Sede do banco no Rio serviu de palco para greves e protestos que garantiram conquistas como a jornada de 6h e o direito à sindicalização. Mobilização contra o desmonte dos bancos públicos e em defesa dos direitos dos trabalhadores permanece

Referência icônica das mobilizações democráticas no centro do Rio de Janeiro, e popularmente conhecido como Barrosão, o prédio da Avenida Almirante Barroso é um verdadeiro relato vivo da história dos empregados da Caixa Econômica Federal e da classe trabalhadora do Brasil, unindo momentos de lutas e conquistas em defesa de direitos e por melhores condições de trabalho. O local, símbolo de uma cultura de resistência, será definitivamente desocupado pelo banco público no próximo dia 30 de novembro, conforme anúncio feito no último dia 6 pela gestão Pedro Guimarães.

Por 50 anos, o Barrosão abrigou a maior agência bancária da América Latina. Apesar de toda essa bagagem histórica e cultural, a antiga sede da Caixa no centro da cidade será totalmente esvaziada. O prédio foi cenário da maior greve dos empregados, paralisação de 24h pelo direito à sindicalização e pela efetivação da jornada de seis horas para todos os trabalhadores do banco, deflagrada em 30 de outubro de 1985. Um contingente de 95% dos bancários lotados no prédio da Almirante Barroso será transferido para o edifício Passeio Corporate (rua das Marrecas), também no centro do Rio, enquanto uma parte de outros setores será realocada para um prédio no Porto Maravilha, antiga Zona Portuária.

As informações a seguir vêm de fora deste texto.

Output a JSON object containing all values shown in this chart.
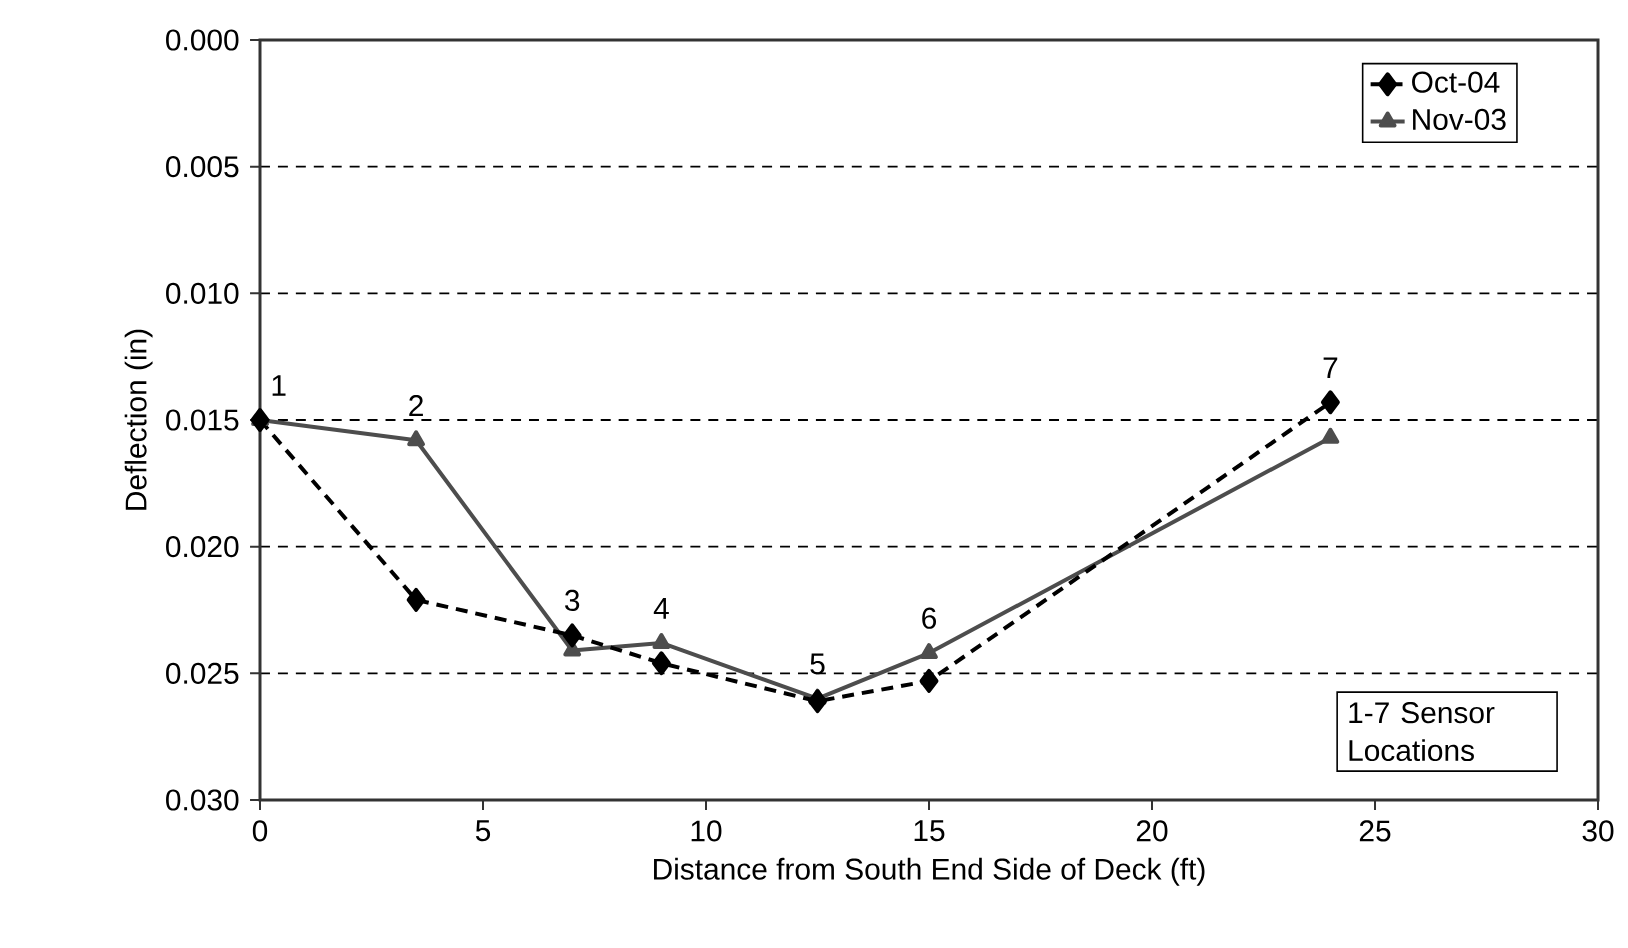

Inicialmente, como parte de muita mobilização e negociação com os representantes do banco, a luta contra a mudança para o Porto Maravilha faz parte da história de conquistas dos empregados da Caixa, por ter sido a última atividade de destaque no Barrosão desde a greve de 1985. O presidente da Apcef/RJ, Paulo Matileti, explica o porquê de tudo: “A unidade localizada na Avenida Almirante Barroso simboliza a nossa resistência contra o retrocesso. Mesmo com a mudança de um prédio para outro, a história de mobilizações jamais será apagada e irá continuar. Com a atual ameaça de privatização ensaiada pelo governo Bolsonaro e o novo Plano de Demissão Voluntária (PDV), anunciado pela direção da Caixa, sem que ao mesmo tempo ocorressem novas contratações, o papel público e social do banco está em risco mais uma vez”.

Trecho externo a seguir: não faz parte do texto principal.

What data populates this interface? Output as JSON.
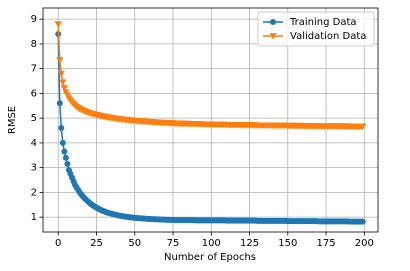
{
  "chart_data": {
    "type": "line",
    "x_label": "Number of Epochs",
    "y_label": "RMSE",
    "x": [
      0,
      1,
      2,
      3,
      4,
      5,
      6,
      7,
      8,
      9,
      10,
      11,
      12,
      13,
      14,
      15,
      16,
      17,
      18,
      19,
      20,
      21,
      22,
      23,
      24,
      25,
      26,
      27,
      28,
      29,
      30,
      31,
      32,
      33,
      34,
      35,
      36,
      37,
      38,
      39,
      40,
      41,
      42,
      43,
      44,
      45,
      46,
      47,
      48,
      49,
      50,
      51,
      52,
      53,
      54,
      55,
      56,
      57,
      58,
      59,
      60,
      61,
      62,
      63,
      64,
      65,
      66,
      67,
      68,
      69,
      70,
      71,
      72,
      73,
      74,
      75,
      76,
      77,
      78,
      79,
      80,
      81,
      82,
      83,
      84,
      85,
      86,
      87,
      88,
      89,
      90,
      91,
      92,
      93,
      94,
      95,
      96,
      97,
      98,
      99,
      100,
      101,
      102,
      103,
      104,
      105,
      106,
      107,
      108,
      109,
      110,
      111,
      112,
      113,
      114,
      115,
      116,
      117,
      118,
      119,
      120,
      121,
      122,
      123,
      124,
      125,
      126,
      127,
      128,
      129,
      130,
      131,
      132,
      133,
      134,
      135,
      136,
      137,
      138,
      139,
      140,
      141,
      142,
      143,
      144,
      145,
      146,
      147,
      148,
      149,
      150,
      151,
      152,
      153,
      154,
      155,
      156,
      157,
      158,
      159,
      160,
      161,
      162,
      163,
      164,
      165,
      166,
      167,
      168,
      169,
      170,
      171,
      172,
      173,
      174,
      175,
      176,
      177,
      178,
      179,
      180,
      181,
      182,
      183,
      184,
      185,
      186,
      187,
      188,
      189,
      190,
      191,
      192,
      193,
      194,
      195,
      196,
      197,
      198,
      199
    ],
    "series": [
      {
        "name": "Training Data",
        "color": "#1f77b4",
        "marker": "o",
        "values": [
          8.4,
          5.6,
          4.6,
          4.0,
          3.65,
          3.4,
          3.15,
          2.9,
          2.75,
          2.6,
          2.45,
          2.3,
          2.2,
          2.1,
          2.0,
          1.92,
          1.85,
          1.78,
          1.72,
          1.66,
          1.6,
          1.55,
          1.5,
          1.46,
          1.42,
          1.38,
          1.35,
          1.32,
          1.29,
          1.26,
          1.24,
          1.21,
          1.19,
          1.17,
          1.15,
          1.13,
          1.12,
          1.1,
          1.09,
          1.07,
          1.06,
          1.05,
          1.04,
          1.03,
          1.02,
          1.01,
          1.0,
          0.99,
          0.99,
          0.98,
          0.97,
          0.97,
          0.96,
          0.96,
          0.95,
          0.95,
          0.94,
          0.94,
          0.93,
          0.93,
          0.93,
          0.92,
          0.92,
          0.92,
          0.91,
          0.91,
          0.91,
          0.9,
          0.9,
          0.9,
          0.9,
          0.89,
          0.89,
          0.89,
          0.89,
          0.89,
          0.88,
          0.88,
          0.88,
          0.88,
          0.88,
          0.88,
          0.88,
          0.88,
          0.88,
          0.88,
          0.88,
          0.88,
          0.88,
          0.88,
          0.87,
          0.87,
          0.87,
          0.87,
          0.87,
          0.87,
          0.87,
          0.87,
          0.87,
          0.87,
          0.87,
          0.87,
          0.87,
          0.87,
          0.87,
          0.87,
          0.87,
          0.87,
          0.87,
          0.87,
          0.86,
          0.86,
          0.86,
          0.86,
          0.86,
          0.86,
          0.86,
          0.86,
          0.86,
          0.86,
          0.86,
          0.86,
          0.86,
          0.86,
          0.86,
          0.86,
          0.86,
          0.86,
          0.86,
          0.86,
          0.85,
          0.85,
          0.85,
          0.85,
          0.85,
          0.85,
          0.85,
          0.85,
          0.85,
          0.85,
          0.85,
          0.85,
          0.85,
          0.85,
          0.85,
          0.85,
          0.85,
          0.85,
          0.85,
          0.85,
          0.84,
          0.84,
          0.84,
          0.84,
          0.84,
          0.84,
          0.84,
          0.84,
          0.84,
          0.84,
          0.84,
          0.84,
          0.84,
          0.84,
          0.84,
          0.84,
          0.84,
          0.84,
          0.84,
          0.84,
          0.83,
          0.83,
          0.83,
          0.83,
          0.83,
          0.83,
          0.83,
          0.83,
          0.83,
          0.83,
          0.83,
          0.83,
          0.83,
          0.83,
          0.83,
          0.83,
          0.83,
          0.83,
          0.83,
          0.83,
          0.82,
          0.82,
          0.82,
          0.82,
          0.82,
          0.82,
          0.82,
          0.82,
          0.82,
          0.82
        ]
      },
      {
        "name": "Validation Data",
        "color": "#ff7f0e",
        "marker": "v",
        "values": [
          8.8,
          7.35,
          6.8,
          6.45,
          6.22,
          6.05,
          5.92,
          5.81,
          5.72,
          5.64,
          5.57,
          5.51,
          5.46,
          5.42,
          5.38,
          5.35,
          5.32,
          5.29,
          5.26,
          5.24,
          5.22,
          5.2,
          5.18,
          5.16,
          5.15,
          5.13,
          5.12,
          5.1,
          5.09,
          5.08,
          5.06,
          5.05,
          5.04,
          5.03,
          5.02,
          5.01,
          5.0,
          4.99,
          4.98,
          4.97,
          4.96,
          4.96,
          4.95,
          4.94,
          4.93,
          4.93,
          4.92,
          4.92,
          4.91,
          4.9,
          4.9,
          4.89,
          4.89,
          4.88,
          4.88,
          4.87,
          4.87,
          4.86,
          4.86,
          4.85,
          4.85,
          4.85,
          4.84,
          4.84,
          4.83,
          4.83,
          4.83,
          4.82,
          4.82,
          4.82,
          4.81,
          4.81,
          4.81,
          4.8,
          4.8,
          4.8,
          4.79,
          4.79,
          4.79,
          4.78,
          4.78,
          4.78,
          4.78,
          4.78,
          4.78,
          4.77,
          4.77,
          4.77,
          4.77,
          4.77,
          4.76,
          4.76,
          4.76,
          4.76,
          4.76,
          4.75,
          4.75,
          4.75,
          4.75,
          4.75,
          4.74,
          4.74,
          4.74,
          4.74,
          4.74,
          4.74,
          4.74,
          4.74,
          4.74,
          4.74,
          4.73,
          4.73,
          4.73,
          4.73,
          4.73,
          4.73,
          4.73,
          4.73,
          4.73,
          4.73,
          4.72,
          4.72,
          4.72,
          4.72,
          4.72,
          4.72,
          4.72,
          4.72,
          4.72,
          4.72,
          4.71,
          4.71,
          4.71,
          4.71,
          4.71,
          4.71,
          4.71,
          4.71,
          4.71,
          4.71,
          4.7,
          4.7,
          4.7,
          4.7,
          4.7,
          4.7,
          4.7,
          4.7,
          4.7,
          4.7,
          4.69,
          4.69,
          4.69,
          4.69,
          4.69,
          4.69,
          4.69,
          4.69,
          4.69,
          4.69,
          4.68,
          4.68,
          4.68,
          4.68,
          4.68,
          4.68,
          4.68,
          4.68,
          4.68,
          4.68,
          4.67,
          4.67,
          4.67,
          4.67,
          4.67,
          4.67,
          4.67,
          4.67,
          4.67,
          4.67,
          4.67,
          4.67,
          4.67,
          4.67,
          4.67,
          4.67,
          4.67,
          4.67,
          4.67,
          4.67,
          4.66,
          4.66,
          4.66,
          4.66,
          4.66,
          4.66,
          4.66,
          4.66,
          4.66,
          4.66
        ]
      }
    ],
    "xlim": [
      -9.95,
      208.95
    ],
    "xticks": [
      0,
      25,
      50,
      75,
      100,
      125,
      150,
      175,
      200
    ],
    "ylim": [
      0.4,
      9.45
    ],
    "yticks": [
      1,
      2,
      3,
      4,
      5,
      6,
      7,
      8,
      9
    ],
    "grid": true,
    "legend": "upper right"
  }
}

Na época, ainda em 2017 e com o apoio da Federação Nacional das Associações do Pessoal da Caixa Econômica Federal (Fenae), a Apcef e o Sindicato dos Bancários do Rio coordenaram um abaixo-assinado com mais de 1.500 adesões de empregados, encaminhado para a direção da Caixa, em Brasília. O documento pontuava os riscos diários aos trabalhadores, caso fossem transferidos para a Zona Portuária, por conta da violência e falta de estrutura. Na ocasião, foram realizados protestos contra a mudança. Esse movimento culminou com o histórico abraço ao prédio do Barrosão. 

Segundo Matileti, tudo que foi conquistado não veio de graça e foi fruto de muitas lutas, manifestações, protestos e greves, com esse movimento culminando em importantes conquistas. “Mesmo que essa transferência ocorra para um prédio comercial, os trabalhadores não vão desanimar. Nada vai barrar a mobilização dos empregados. Temos muitos desafios pela frente e muitas outras batalhas para ganhar. A luta na Caixa é contra a retirada de direitos dos empregados e em defesa do povo brasileiro”, declara o presidente da Apcef/RJ.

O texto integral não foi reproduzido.